Lab 8 Single cell RNA-seq
8.1 Objectives
After this section you should be able to:
- Understand single cell RNA sequencing data.
- Do quality filtering.
- Perform clustering analysis and plots using Seurat.
8.2 Introduction
In this class we will reanalyze single cell data on fruit fly brain from Cellular diversity in the Drosophila midbrain revealed by single-cell transcriptomics. Croset et al. elife 2018.
We will analyze only three of the samples so everything is easier to run. We will use the package Seurat that allows us to do everything in a user-friendly way.
The single cell data structure is exactly like the RNA-seq data we saw in last chapter but in this case each sample is one individual cell.
## cell1 cell2 cell3 ...
## genA 0 43 22 92
## genB 0 21 68 22
## genC 9 10 54 36
## ... 0 0 0 0
Other difference is that in this case we do not have a meta data file, we do not know anything about each cell before starting the analysis. And that is a key about our objectives with this data:
- Quality filtering
- Clustering analysis
- Cell type identification
8.3 Packages used
Remember that if you need to install them you will have to try with install.packages()
or BiocManager::install()
before loading the library.
In this case you will have to install Seurat for sure: BiocManager::install("Seurat")
8.4 Initialize the data
We need to load the table and create the Seurat object.
## Initialize the Seurat object with the raw (non-normalized data)
#We need to read the tables, change the file path accordingly
dm.1<- read.delim(file = "./single_cell_WT/REPLICATE1.dge.txt.gz", header=T)
dm.2<- read.delim(file = "./single_cell_WT/REPLICATE2.dge.txt.gz", header=T)
dm.3<- read.delim(file = "./single_cell_WT/REPLICATE3.dge.txt.gz", header=T)
#And do some manipulation. This is to put the data in the right format.
#First, we remove the NA and replace it with 0.
dm.1[is.na(dm.1)] =0
dm.2[is.na(dm.2)] =0
dm.3[is.na(dm.3)] =0
#Then, we store the data in another object and modify that. We put then the "Gene" column as rowname.
d.dm.1 =dm.1
row.names(d.dm.1) = d.dm.1$GENE
d.dm.1 = d.dm.1[,-1]
d.dm.2 =dm.2
row.names(d.dm.2) = d.dm.2$GENE
d.dm.2 = d.dm.2[,-1]
d.dm.3 =dm.3
row.names(d.dm.3) = d.dm.3$GENE
d.dm.3 = d.dm.3[,-1]
#We finally initialize the Seurat object using this function:
DM.1<- CreateSeuratObject(counts = d.dm.1, project ="DM.1", min.cells = 3, min.features = 200)
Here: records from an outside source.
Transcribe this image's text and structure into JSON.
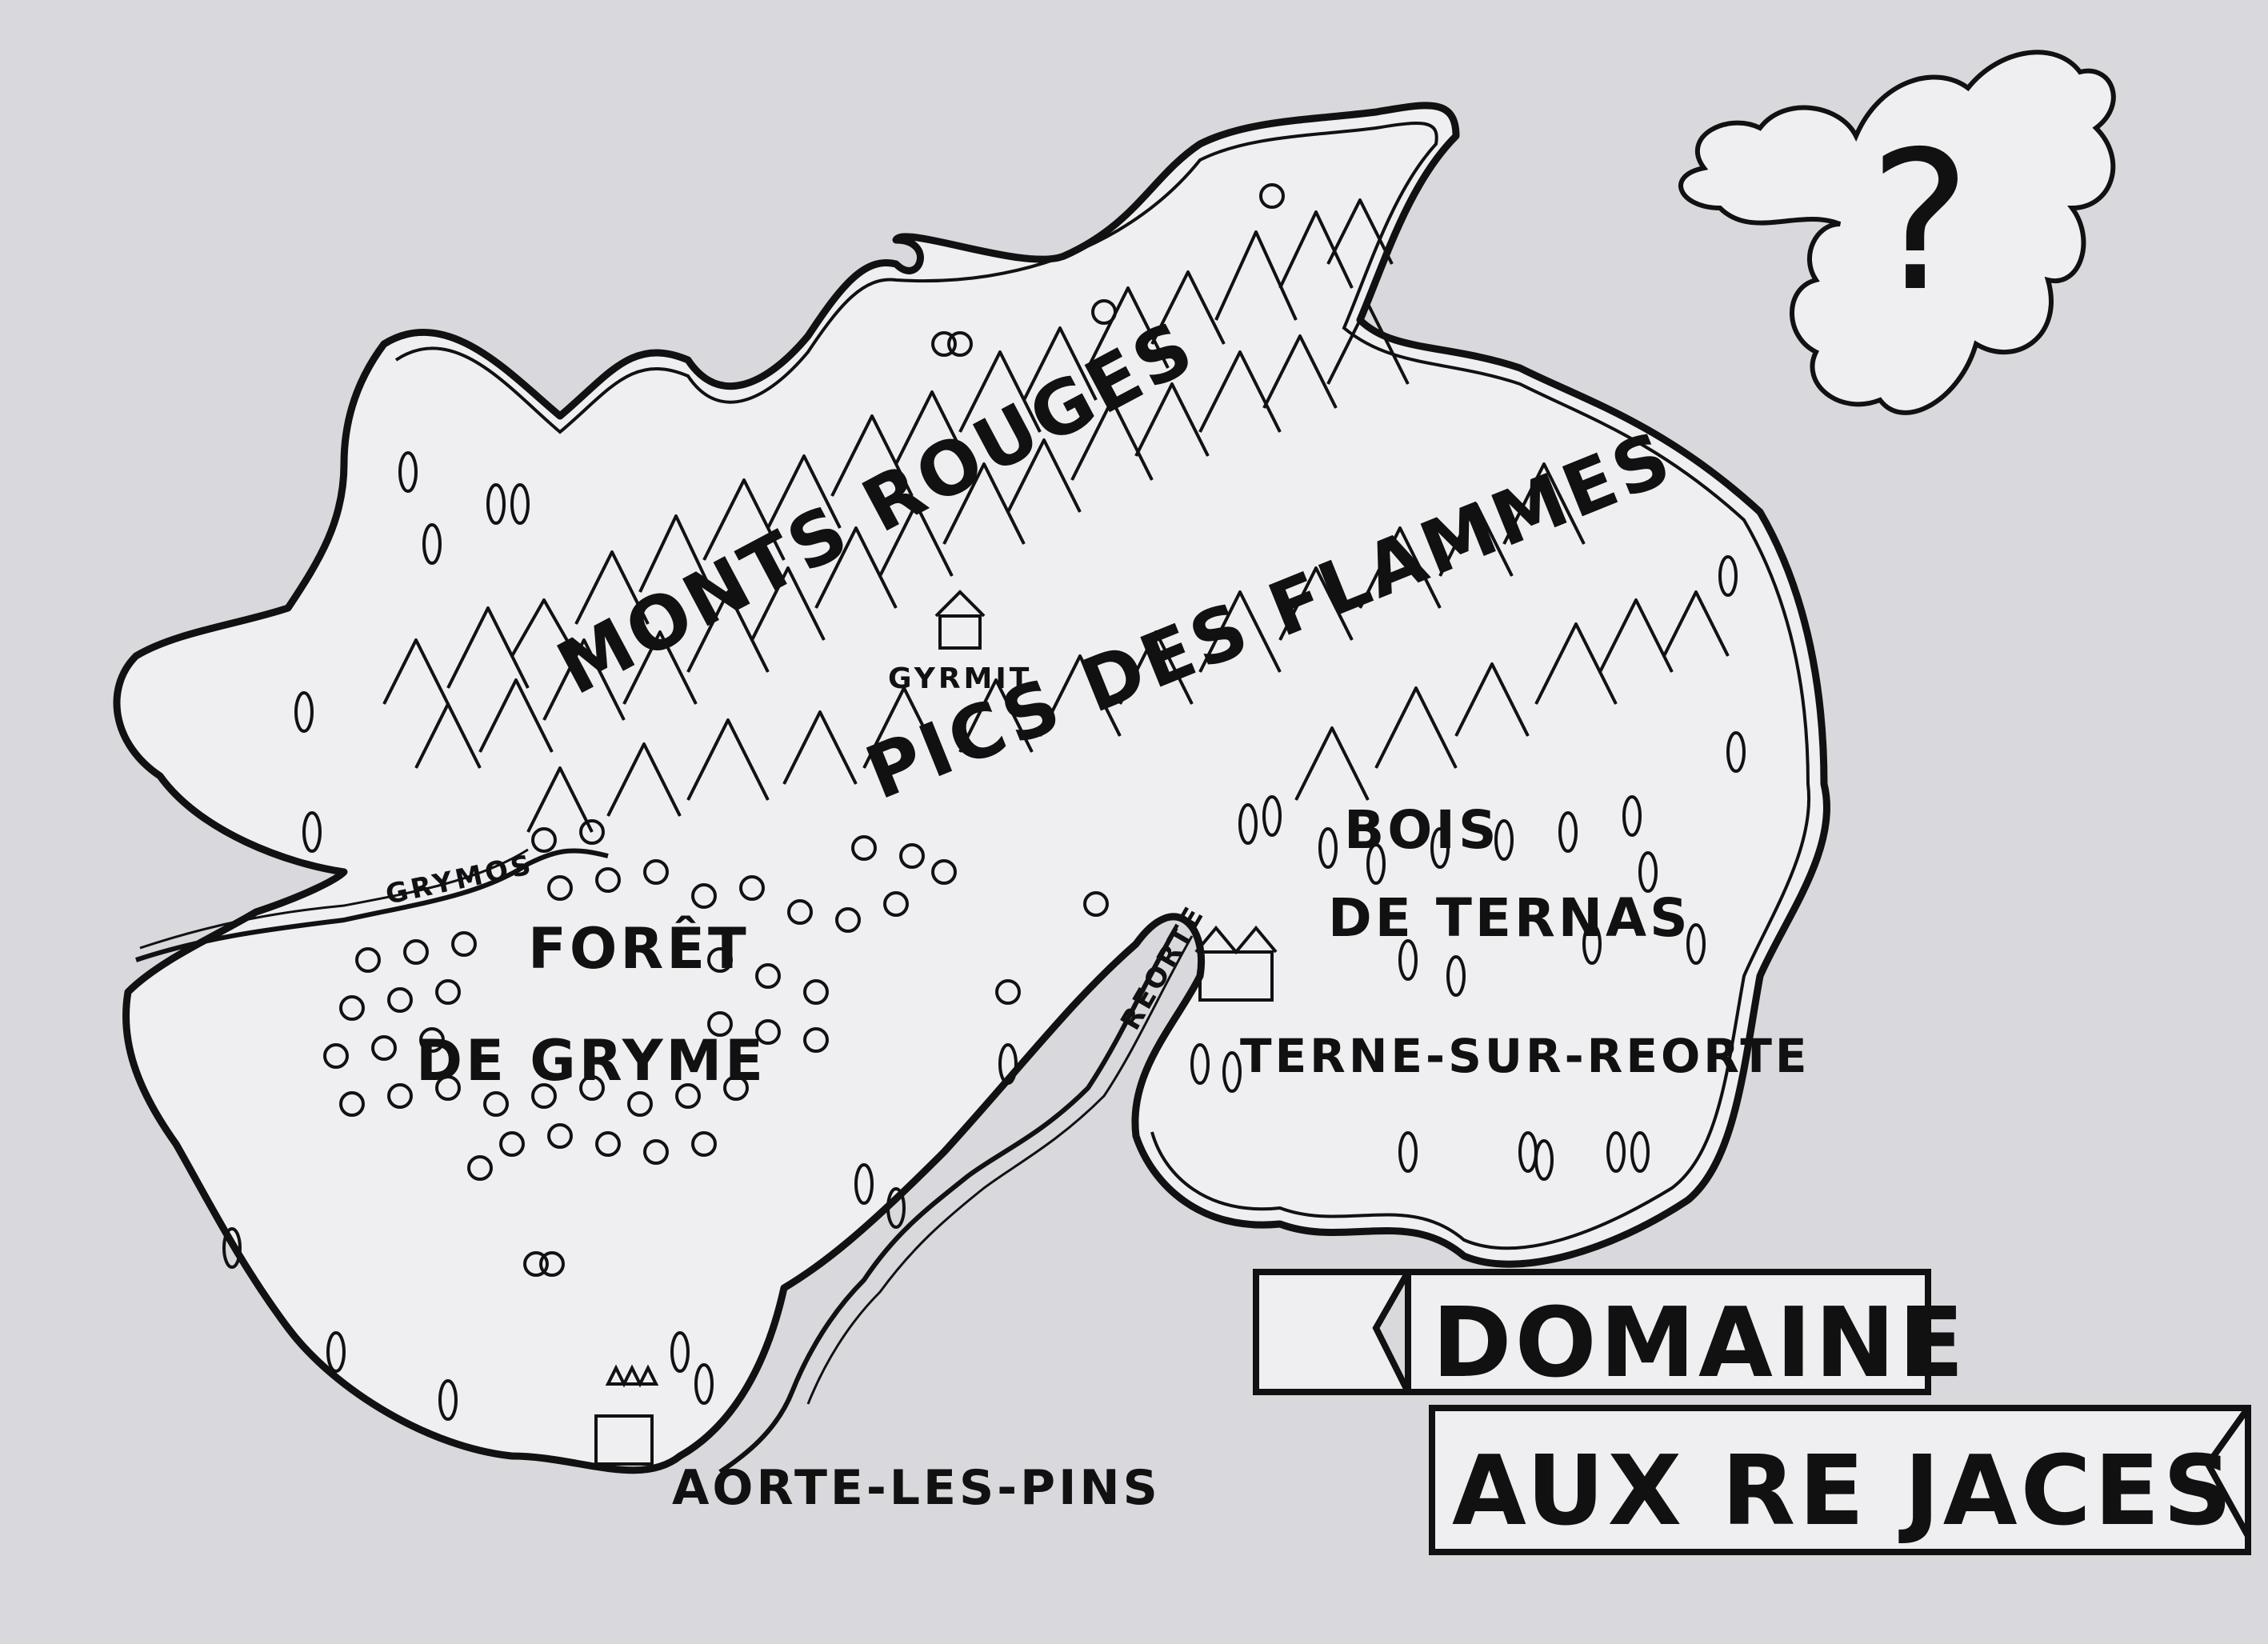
{
  "map": {
    "title_line1": "DOMAINE",
    "title_line2": "AUX RE JACES",
    "unknown_marker": "?",
    "regions": {
      "mountains_north": "MONTS ROUGES",
      "mountains_east": "PICS DES FLAMMES",
      "forest_west_line1": "FORÊT",
      "forest_west_line2": "DE GRYME",
      "woods_east_line1": "BOIS",
      "woods_east_line2": "DE TERNAS"
    },
    "rivers": {
      "west": "GRYMOS",
      "east": "REORTE"
    },
    "towns": {
      "mountain_town": "GYRMIT",
      "east_town": "TERNE-SUR-REORTE",
      "south_town": "AORTE-LES-PINS"
    },
    "colors": {
      "paper": "#d9d8dc",
      "ink": "#111111",
      "land": "#efeef1"
    }
  }
}
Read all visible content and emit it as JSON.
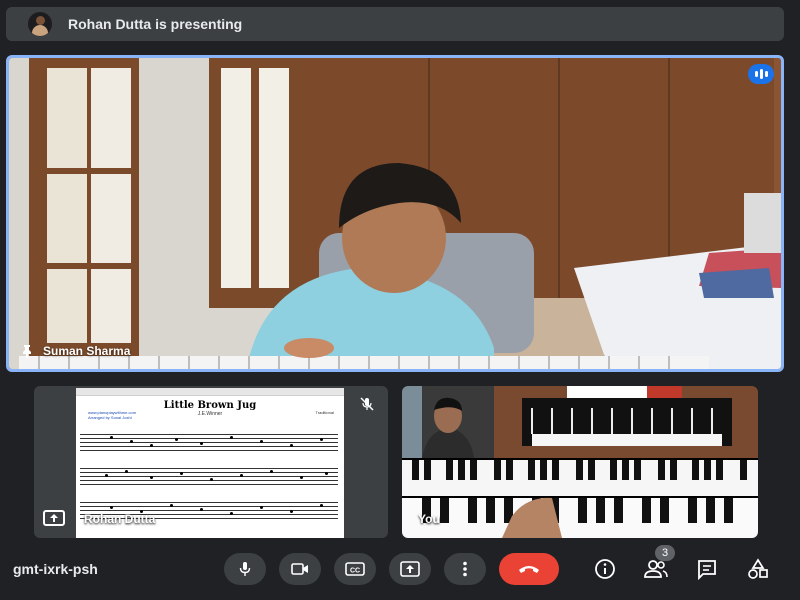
{
  "banner": {
    "text": "Rohan Dutta is presenting"
  },
  "main_tile": {
    "participant_name": "Suman Sharma",
    "speaking_icon": "audio-level-icon",
    "pin_icon": "pin-icon"
  },
  "tiles": [
    {
      "participant_name": "Rohan Dutta",
      "screen_share": {
        "title": "Little Brown Jug",
        "subtitle": "J.E.Winner",
        "website": "www.pianoplaywithme.com",
        "arranger": "Arranged by Sonal Joshi",
        "composer": "Traditional"
      },
      "muted": true
    },
    {
      "participant_name": "You"
    }
  ],
  "bottom_bar": {
    "meeting_code": "gmt-ixrk-psh",
    "controls": [
      "microphone",
      "camera",
      "captions",
      "present",
      "more",
      "end-call"
    ],
    "side_controls": [
      "info",
      "people",
      "chat",
      "activities"
    ],
    "people_count": "3"
  },
  "colors": {
    "background": "#202124",
    "surface": "#3c4043",
    "active_speaker_border": "#8ab4f8",
    "speaking_badge": "#1a73e8",
    "end_call": "#ea4335"
  }
}
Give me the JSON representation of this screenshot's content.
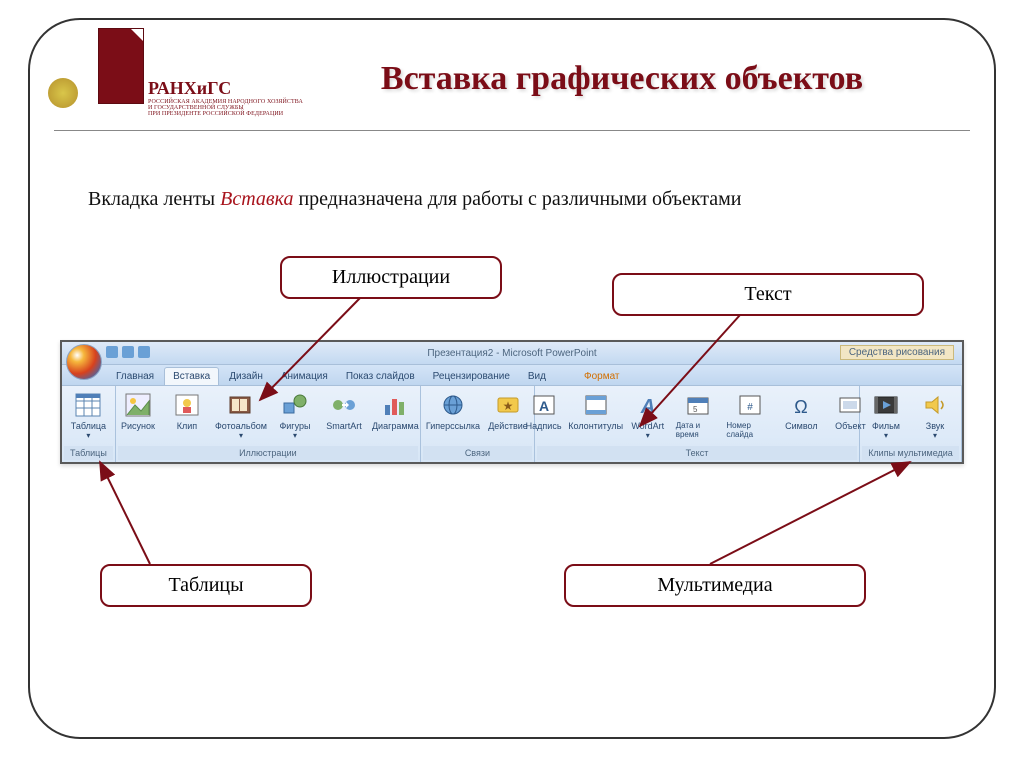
{
  "logo": {
    "text": "РАНХиГС"
  },
  "title": "Вставка графических объектов",
  "description": {
    "pre": "Вкладка ленты ",
    "keyword": "Вставка",
    "post": " предназначена для работы  с различными объектами"
  },
  "callouts": {
    "illustrations": "Иллюстрации",
    "text": "Текст",
    "tables": "Таблицы",
    "multimedia": "Мультимедиа"
  },
  "ribbon": {
    "app_title": "Презентация2 - Microsoft PowerPoint",
    "context_title": "Средства рисования",
    "tabs": [
      "Главная",
      "Вставка",
      "Дизайн",
      "Анимация",
      "Показ слайдов",
      "Рецензирование",
      "Вид"
    ],
    "active_tab": "Вставка",
    "format_tab": "Формат",
    "groups": {
      "tables": {
        "label": "Таблицы",
        "buttons": [
          "Таблица"
        ]
      },
      "illustrations": {
        "label": "Иллюстрации",
        "buttons": [
          "Рисунок",
          "Клип",
          "Фотоальбом",
          "Фигуры",
          "SmartArt",
          "Диаграмма"
        ]
      },
      "links": {
        "label": "Связи",
        "buttons": [
          "Гиперссылка",
          "Действие"
        ]
      },
      "text": {
        "label": "Текст",
        "buttons": [
          "Надпись",
          "Колонтитулы",
          "WordArt",
          "Дата и время",
          "Номер слайда",
          "Символ",
          "Объект"
        ]
      },
      "media": {
        "label": "Клипы мультимедиа",
        "buttons": [
          "Фильм",
          "Звук"
        ]
      }
    }
  }
}
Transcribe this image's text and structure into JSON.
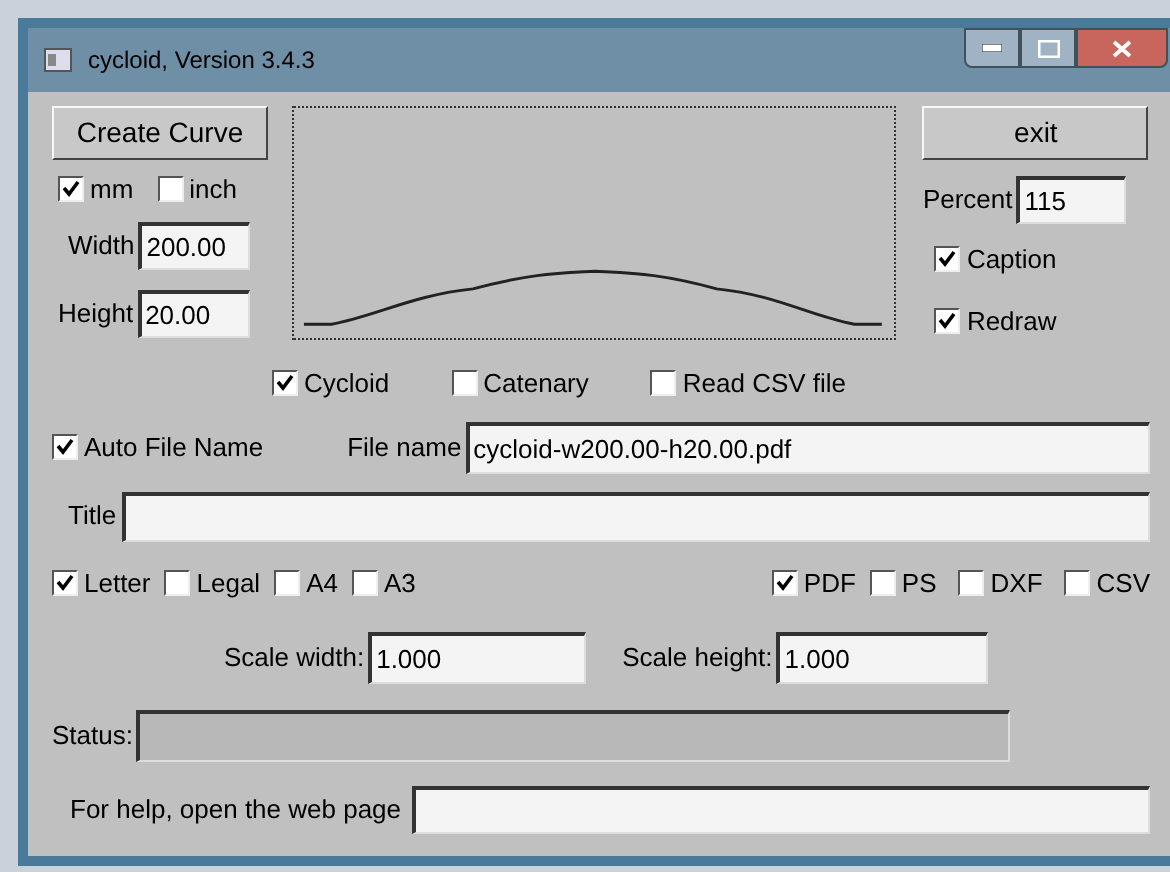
{
  "window": {
    "title": "cycloid, Version 3.4.3"
  },
  "create_button": "Create Curve",
  "exit_button": "exit",
  "units": [
    {
      "label": "mm",
      "checked": true
    },
    {
      "label": "inch",
      "checked": false
    }
  ],
  "width": {
    "label": "Width",
    "value": "200.00"
  },
  "height": {
    "label": "Height",
    "value": "20.00"
  },
  "percent": {
    "label": "Percent",
    "value": "115"
  },
  "display_options": [
    {
      "label": "Caption",
      "checked": true
    },
    {
      "label": "Redraw",
      "checked": true
    }
  ],
  "curve_types": [
    {
      "label": "Cycloid",
      "checked": true
    },
    {
      "label": "Catenary",
      "checked": false
    },
    {
      "label": "Read CSV file",
      "checked": false
    }
  ],
  "auto_file_name": {
    "label": "Auto File Name",
    "checked": true
  },
  "file_name": {
    "label": "File name",
    "value": "cycloid-w200.00-h20.00.pdf"
  },
  "title_field": {
    "label": "Title"
  },
  "paper_sizes": [
    {
      "label": "Letter",
      "checked": true
    },
    {
      "label": "Legal",
      "checked": false
    },
    {
      "label": "A4",
      "checked": false
    },
    {
      "label": "A3",
      "checked": false
    }
  ],
  "formats": [
    {
      "label": "PDF",
      "checked": true
    },
    {
      "label": "PS",
      "checked": false
    },
    {
      "label": "DXF",
      "checked": false
    },
    {
      "label": "CSV",
      "checked": false
    }
  ],
  "scale_width": {
    "label": "Scale width:",
    "value": "1.000"
  },
  "scale_height": {
    "label": "Scale height:",
    "value": "1.000"
  },
  "status": {
    "label": "Status:",
    "disabled": true
  },
  "help": {
    "label": "For help, open the web page"
  }
}
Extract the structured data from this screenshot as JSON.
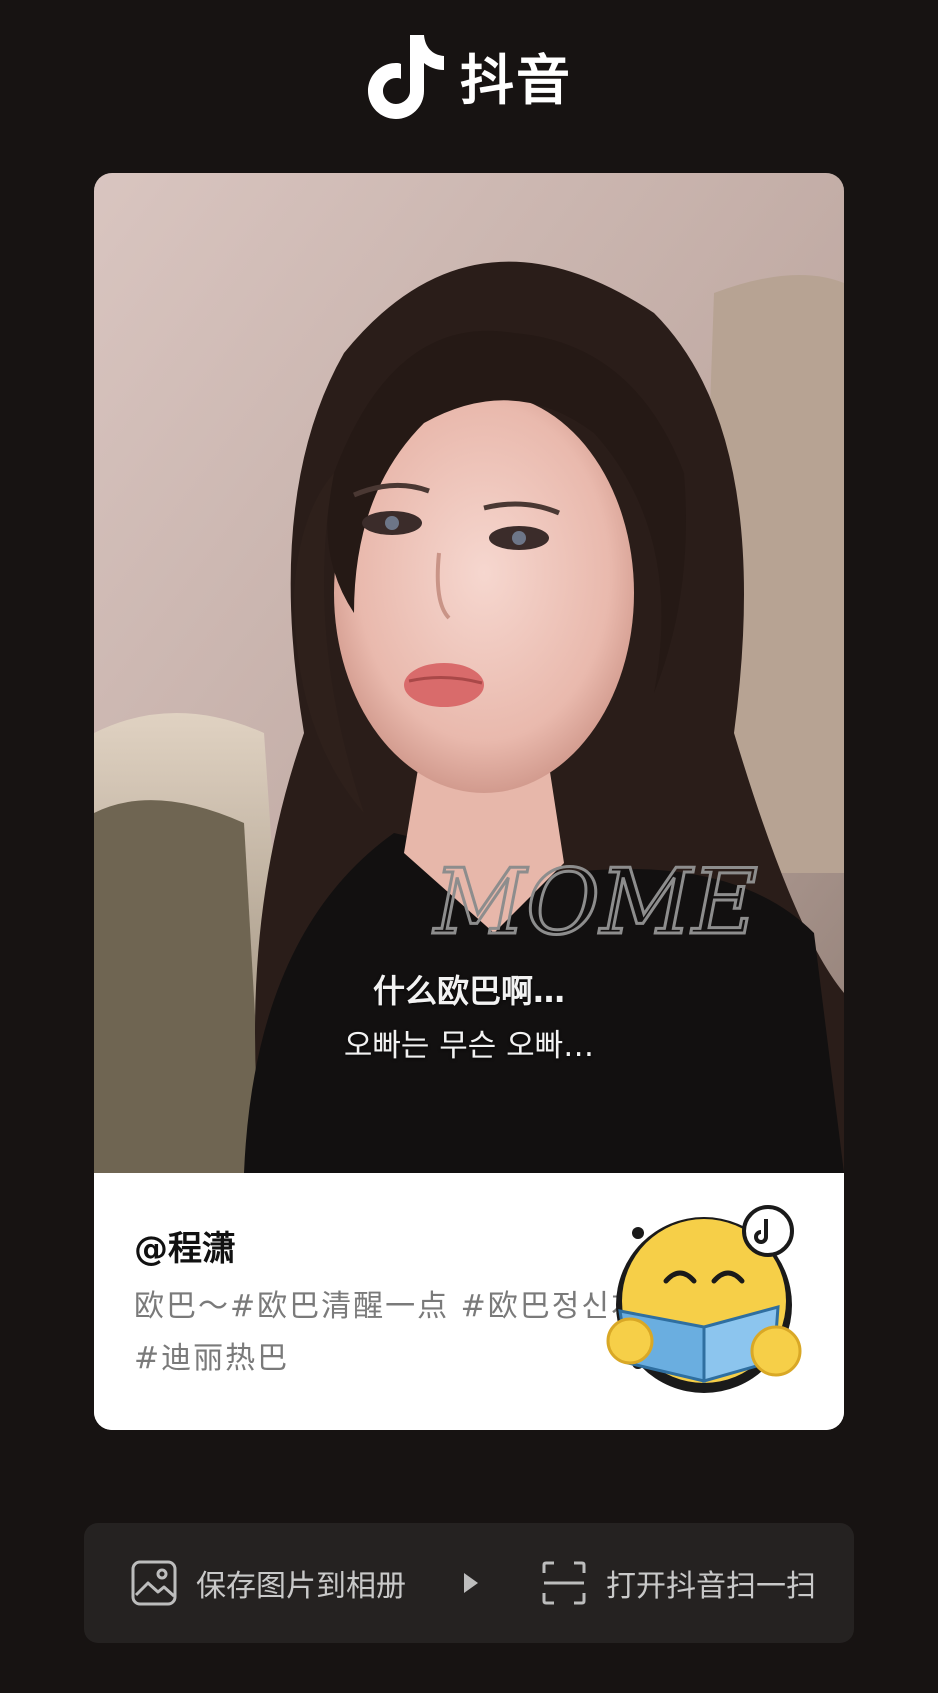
{
  "header": {
    "logo_icon": "tiktok-note-icon",
    "app_name": "抖音"
  },
  "card": {
    "subtitle_cn": "什么欧巴啊…",
    "subtitle_kr": "오빠는 무슨 오빠…",
    "username": "@程潇",
    "description": "欧巴～#欧巴清醒一点 #欧巴정신차리 #迪丽热巴",
    "qr_icon": "smiley-reading-book-qr-icon"
  },
  "actions": {
    "save_icon": "image-icon",
    "save_label": "保存图片到相册",
    "separator_icon": "play-triangle-icon",
    "scan_icon": "scan-icon",
    "scan_label": "打开抖音扫一扫"
  },
  "colors": {
    "background": "#171312",
    "card_white": "#ffffff",
    "bar_bg": "#252221",
    "qr_yellow": "#f6cf48",
    "book_blue": "#6aaee0"
  }
}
DM.2<- CreateSeuratObject(counts = d.dm.2, project ="DM.2", min.cells = 3, min.features = 200)
DM.3<- CreateSeuratObject(counts = d.dm.3, project ="DM.3", min.cells = 3, min.features = 200)
#lets see what is this
DM.1
What is min.cells = 3 and min.features = 200 doing? Why do you think this is important?
8.5 Quality filtering
All data that you work with needs to be curated. This means to be filtered in a controlled and user-managed way.
Not only in this type of data this is done. Any of you that has done a q-rt-pcr knows that some points are taken out.
I will use a nice image from the internet:
So, which is the idea, what are the concerns we have with this type of data?
- Cells are no really cells (empty droplets).
- Cells are not sequenced deeply enough to get an idea of which separates one cell from another.
- Cells are broken.
- Doublets: More than two cells in one droplet.
To solve each of these problems we have different strategies.
- This is usually discarded before the alignment. Cells with too low reads are not taken forward.
- We will select reads with more than certain amount of UMIs, in this case: 500UMIs per cells.
- This is usually addressed in the field by counting % of mitochondrial genes. If a cell is broken, many mRNAs will fall out but the mitochondrial RNA will stay.
- This is a tough one. Usually in the field people sequence cells from two different organisms and see how many cells have genes from both organisms, and say that they do not have a high percentage of Doublets.
8.5.1 Get number of genes captured and number of UMI (remember the difference between reads and UMI)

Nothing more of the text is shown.